About five years ago he came across the “locus of control index,” developed by psychologists in 1954. The quiz asks a series of questions to determine the extent to which subjects believe they can influence their destinies. People with an internal locus believe they’re responsible for making their own success; those with an external locus believe what happens to them is generally beyond their control.
“Four years ago we began administering this locus of control quiz to our freshmen to start building a baseline of understanding of our students,” Goecker says. Then, retention studies found correlations to how students had scored on the locus of control index.

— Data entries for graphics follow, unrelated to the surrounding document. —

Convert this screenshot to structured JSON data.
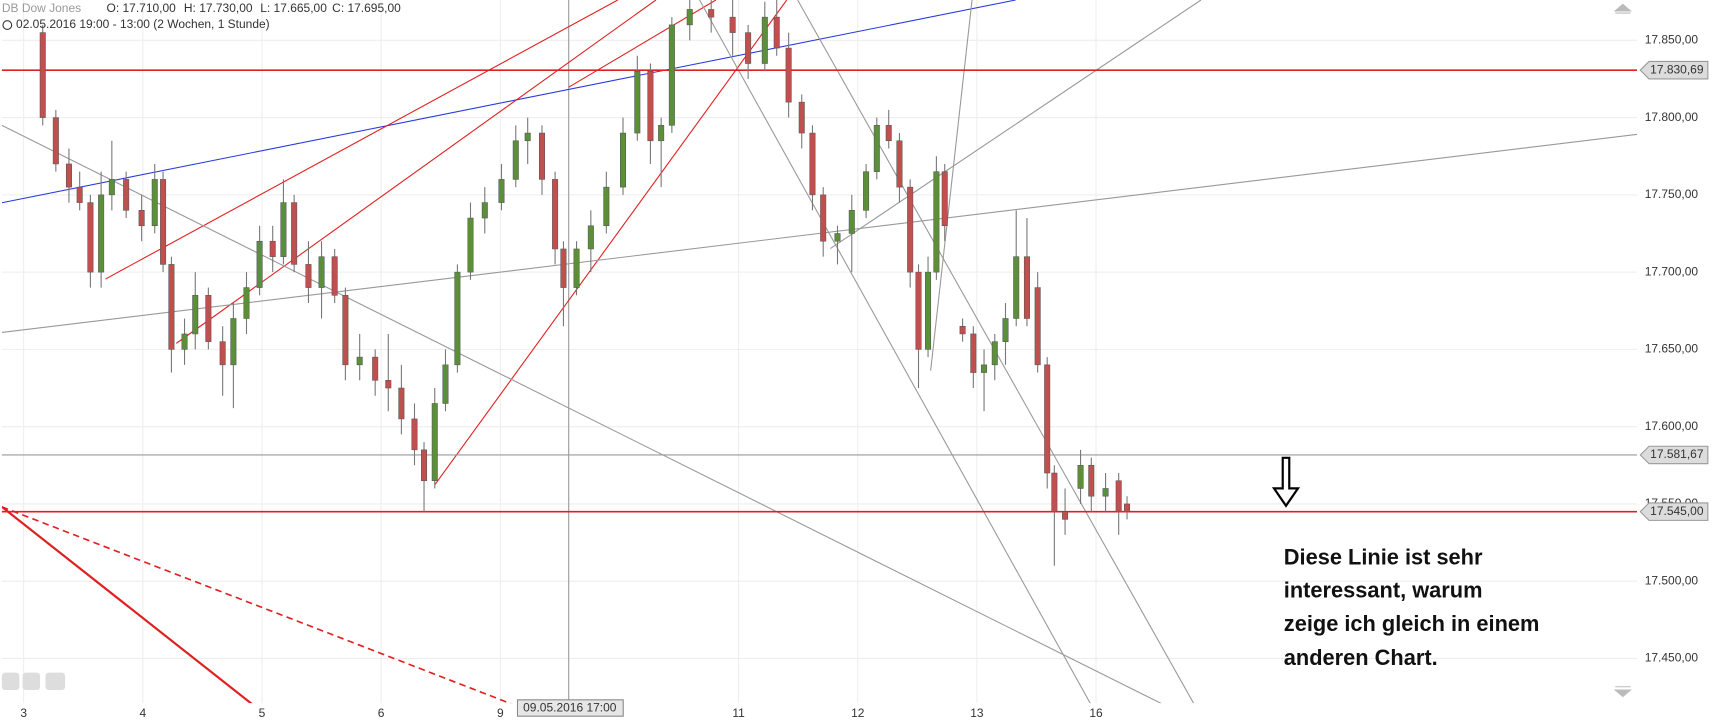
{
  "chart_data": {
    "type": "candlestick",
    "instrument": "DB Dow Jones",
    "ohlc_header": [
      "O: 17.710,00",
      "H: 17.730,00",
      "L: 17.665,00",
      "C: 17.695,00"
    ],
    "period": "02.05.2016 19:00 - 13:00 (2 Wochen, 1 Stunde)",
    "crosshair_label": "09.05.2016 17:00",
    "annotation": [
      "Diese Linie ist sehr",
      "interessant, warum",
      "zeige ich gleich in einem",
      "anderen Chart."
    ],
    "up_color": "#5b8f3a",
    "down_color": "#c0504d",
    "grid": true,
    "xlim": [
      -0.183,
      13.54
    ],
    "xticks": [
      {
        "value": 0,
        "label": "3"
      },
      {
        "value": 1,
        "label": "4"
      },
      {
        "value": 2,
        "label": "5"
      },
      {
        "value": 3,
        "label": "6"
      },
      {
        "value": 4,
        "label": "9"
      },
      {
        "value": 6,
        "label": "11"
      },
      {
        "value": 7,
        "label": "12"
      },
      {
        "value": 8,
        "label": "13"
      },
      {
        "value": 9,
        "label": "16"
      }
    ],
    "ylim": [
      17421.1,
      17876.1
    ],
    "yticks": [
      {
        "value": 17450,
        "label": "17.450,00"
      },
      {
        "value": 17500,
        "label": "17.500,00"
      },
      {
        "value": 17550,
        "label": "17.550,00"
      },
      {
        "value": 17600,
        "label": "17.600,00"
      },
      {
        "value": 17650,
        "label": "17.650,00"
      },
      {
        "value": 17700,
        "label": "17.700,00"
      },
      {
        "value": 17750,
        "label": "17.750,00"
      },
      {
        "value": 17800,
        "label": "17.800,00"
      },
      {
        "value": 17850,
        "label": "17.850,00"
      }
    ],
    "hlines": [
      {
        "value": 17830.69,
        "label": "17.830,69",
        "color": "#e02020"
      },
      {
        "value": 17581.67,
        "label": "17.581,67",
        "color": "#999999"
      },
      {
        "value": 17545,
        "label": "17.545,00",
        "color": "#e02020"
      }
    ],
    "x": [
      0.16,
      0.27,
      0.38,
      0.47,
      0.56,
      0.65,
      0.74,
      0.86,
      0.99,
      1.1,
      1.17,
      1.24,
      1.35,
      1.44,
      1.55,
      1.67,
      1.76,
      1.87,
      1.98,
      2.09,
      2.18,
      2.27,
      2.39,
      2.5,
      2.61,
      2.7,
      2.82,
      2.95,
      3.06,
      3.17,
      3.28,
      3.36,
      3.45,
      3.54,
      3.64,
      3.75,
      3.87,
      4.01,
      4.13,
      4.23,
      4.35,
      4.46,
      4.53,
      4.64,
      4.76,
      4.89,
      5.03,
      5.15,
      5.26,
      5.35,
      5.44,
      5.59,
      5.77,
      5.95,
      6.08,
      6.22,
      6.32,
      6.42,
      6.53,
      6.62,
      6.71,
      6.83,
      6.95,
      7.07,
      7.16,
      7.26,
      7.35,
      7.44,
      7.51,
      7.59,
      7.66,
      7.73,
      7.88,
      7.97,
      8.06,
      8.15,
      8.24,
      8.33,
      8.42,
      8.51,
      8.59,
      8.65,
      8.74,
      8.87,
      8.96,
      9.08,
      9.19,
      9.26
    ],
    "open": [
      17855,
      17800,
      17770,
      17755,
      17745,
      17700,
      17750,
      17760,
      17740,
      17730,
      17760,
      17705,
      17650,
      17660,
      17685,
      17655,
      17640,
      17670,
      17690,
      17720,
      17710,
      17745,
      17705,
      17690,
      17710,
      17685,
      17640,
      17645,
      17630,
      17625,
      17605,
      17585,
      17565,
      17615,
      17640,
      17700,
      17735,
      17745,
      17760,
      17785,
      17790,
      17760,
      17715,
      17690,
      17715,
      17730,
      17755,
      17790,
      17830,
      17785,
      17795,
      17860,
      17870,
      17865,
      17855,
      17835,
      17865,
      17845,
      17810,
      17790,
      17750,
      17720,
      17725,
      17740,
      17765,
      17795,
      17785,
      17755,
      17700,
      17650,
      17700,
      17765,
      17665,
      17660,
      17635,
      17640,
      17655,
      17670,
      17710,
      17690,
      17640,
      17570,
      17545,
      17560,
      17575,
      17555,
      17565,
      17550
    ],
    "high": [
      17860,
      17805,
      17780,
      17765,
      17750,
      17765,
      17785,
      17765,
      17750,
      17770,
      17765,
      17710,
      17670,
      17700,
      17690,
      17665,
      17680,
      17700,
      17730,
      17730,
      17760,
      17750,
      17720,
      17720,
      17715,
      17690,
      17660,
      17650,
      17660,
      17640,
      17615,
      17590,
      17625,
      17650,
      17705,
      17745,
      17755,
      17770,
      17795,
      17800,
      17795,
      17765,
      17720,
      17720,
      17740,
      17765,
      17800,
      17840,
      17835,
      17800,
      17865,
      17880,
      17880,
      17880,
      17860,
      17875,
      17880,
      17855,
      17815,
      17795,
      17755,
      17730,
      17750,
      17770,
      17800,
      17805,
      17790,
      17760,
      17705,
      17710,
      17775,
      17770,
      17670,
      17665,
      17650,
      17660,
      17680,
      17740,
      17735,
      17700,
      17645,
      17575,
      17560,
      17585,
      17580,
      17570,
      17570,
      17555
    ],
    "low": [
      17795,
      17765,
      17745,
      17740,
      17690,
      17690,
      17740,
      17735,
      17720,
      17725,
      17700,
      17635,
      17640,
      17650,
      17650,
      17620,
      17612,
      17660,
      17685,
      17700,
      17705,
      17700,
      17680,
      17670,
      17680,
      17630,
      17630,
      17620,
      17610,
      17595,
      17575,
      17545,
      17560,
      17610,
      17635,
      17695,
      17725,
      17740,
      17755,
      17770,
      17750,
      17705,
      17665,
      17685,
      17700,
      17725,
      17750,
      17785,
      17770,
      17755,
      17790,
      17850,
      17855,
      17840,
      17825,
      17830,
      17840,
      17800,
      17780,
      17740,
      17710,
      17705,
      17700,
      17735,
      17760,
      17780,
      17745,
      17690,
      17625,
      17645,
      17695,
      17720,
      17655,
      17625,
      17610,
      17630,
      17640,
      17665,
      17665,
      17635,
      17560,
      17510,
      17530,
      17550,
      17545,
      17545,
      17530,
      17540
    ],
    "close": [
      17800,
      17770,
      17755,
      17745,
      17700,
      17750,
      17760,
      17740,
      17730,
      17760,
      17705,
      17650,
      17660,
      17685,
      17655,
      17640,
      17670,
      17690,
      17720,
      17710,
      17745,
      17705,
      17690,
      17710,
      17685,
      17640,
      17645,
      17630,
      17625,
      17605,
      17585,
      17565,
      17615,
      17640,
      17700,
      17735,
      17745,
      17760,
      17785,
      17790,
      17760,
      17715,
      17690,
      17715,
      17730,
      17755,
      17790,
      17830,
      17785,
      17795,
      17860,
      17870,
      17865,
      17855,
      17835,
      17865,
      17845,
      17810,
      17790,
      17750,
      17720,
      17725,
      17740,
      17765,
      17795,
      17785,
      17755,
      17700,
      17650,
      17700,
      17765,
      17730,
      17660,
      17635,
      17640,
      17655,
      17670,
      17710,
      17670,
      17640,
      17570,
      17545,
      17540,
      17575,
      17555,
      17560,
      17545,
      17545
    ]
  }
}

Those who were confident they’re in charge of their fate were more likely to stay at Rose-Hulman and succeed.
Rolling out the quiz on a mass scale as part of the admissions process will take time. “We certainly don’t want to complicate our lives with another form,” he says. “But if we can find a way to administer and score it electronically, it can become part of the overall package.”
Ultimately, the locus of control index may influence some admission decisions.
“If I have 10 applications but can only accept three or four, with everything else being equal, the locus of control score may help make the decision,” Goecker says. “What we’re looking for is evidence that the student will be successful in our environment. If this piece of information can help us do that better—and we’ve seen evidence that it can—then we have an obligation to consider it.”